Suddenly he felt disgusted with his linguistic niceties. Gulping down thick slices of bread and jam, sipping his second coffee, he said to himself: When the whole planet has been destroyed by atom bombs or hydrogen bombs, what difference will it make whether we describe it as a conflict, holocaust, doomsday, or a bloody war? And who will be left to decide which is the most appropriate description? So Baruch was right when he used the expressions "a handful of dust," "a putrid drop," "a fleeting shadow." And the Likud member of parliament was right to recommend playing for time. Even the orgiastic radio announcer was right when she said that there were lessons to be drawn.
But what lessons? What precious light, for heaven's sake?

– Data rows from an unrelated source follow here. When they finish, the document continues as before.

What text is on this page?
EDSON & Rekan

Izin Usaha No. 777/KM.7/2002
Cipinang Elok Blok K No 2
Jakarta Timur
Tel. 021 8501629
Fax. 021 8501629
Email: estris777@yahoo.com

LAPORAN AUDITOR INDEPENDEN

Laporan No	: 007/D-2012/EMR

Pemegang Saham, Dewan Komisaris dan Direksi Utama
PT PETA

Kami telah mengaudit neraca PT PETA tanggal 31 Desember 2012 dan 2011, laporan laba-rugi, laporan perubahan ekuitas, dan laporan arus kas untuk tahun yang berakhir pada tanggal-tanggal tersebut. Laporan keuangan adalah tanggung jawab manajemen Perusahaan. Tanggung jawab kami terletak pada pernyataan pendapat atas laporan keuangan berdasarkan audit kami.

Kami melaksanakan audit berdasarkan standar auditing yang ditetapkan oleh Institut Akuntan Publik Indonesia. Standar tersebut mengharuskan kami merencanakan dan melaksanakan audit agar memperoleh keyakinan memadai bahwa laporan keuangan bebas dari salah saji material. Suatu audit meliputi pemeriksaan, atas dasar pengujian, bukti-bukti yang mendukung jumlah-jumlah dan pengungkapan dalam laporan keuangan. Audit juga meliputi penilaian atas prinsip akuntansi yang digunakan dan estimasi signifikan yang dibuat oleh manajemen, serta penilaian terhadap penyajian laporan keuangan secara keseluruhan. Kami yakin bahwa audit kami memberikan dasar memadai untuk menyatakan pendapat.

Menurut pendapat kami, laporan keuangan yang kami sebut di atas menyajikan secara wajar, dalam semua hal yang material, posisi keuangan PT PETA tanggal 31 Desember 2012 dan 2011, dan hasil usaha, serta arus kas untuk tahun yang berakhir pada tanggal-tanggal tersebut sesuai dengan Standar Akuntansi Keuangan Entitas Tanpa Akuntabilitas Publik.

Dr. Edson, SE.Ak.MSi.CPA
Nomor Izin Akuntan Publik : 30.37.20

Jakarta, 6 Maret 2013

The snows of yesteryear. The bones of yesteryear.
I'd hang the pair of them.
Look what they've done to you, stupid.
Your problem, pal.
So surely that is the root of all evil, Fima suddenly shouted, alone in his kitchen, as though he had received a dazzling revelation, as though a simple solution to the problem of jet propulsion on land had flashed into his head. That is the original sin. The Other Side is the source of all our misfortunes. Because there is no such thing as your problem, my problem, her problem, his problem, their problem. It's all
our
problem. There, the Korean kettle's boiling again, and if you don't switch it off, it'll go exactly the way of its predecessor. Who asked for coffee anyway? I've had two cups already. Instead of drinking coffee you'd better go back to the shopping center, because although you remembered to put a stamp on the envelope with the article in it and to put it in your pocket, you forgot to take it out of your pocket and mail it when you bought the kettle. What's going to become of you, mister? When arc you going to be a mensch?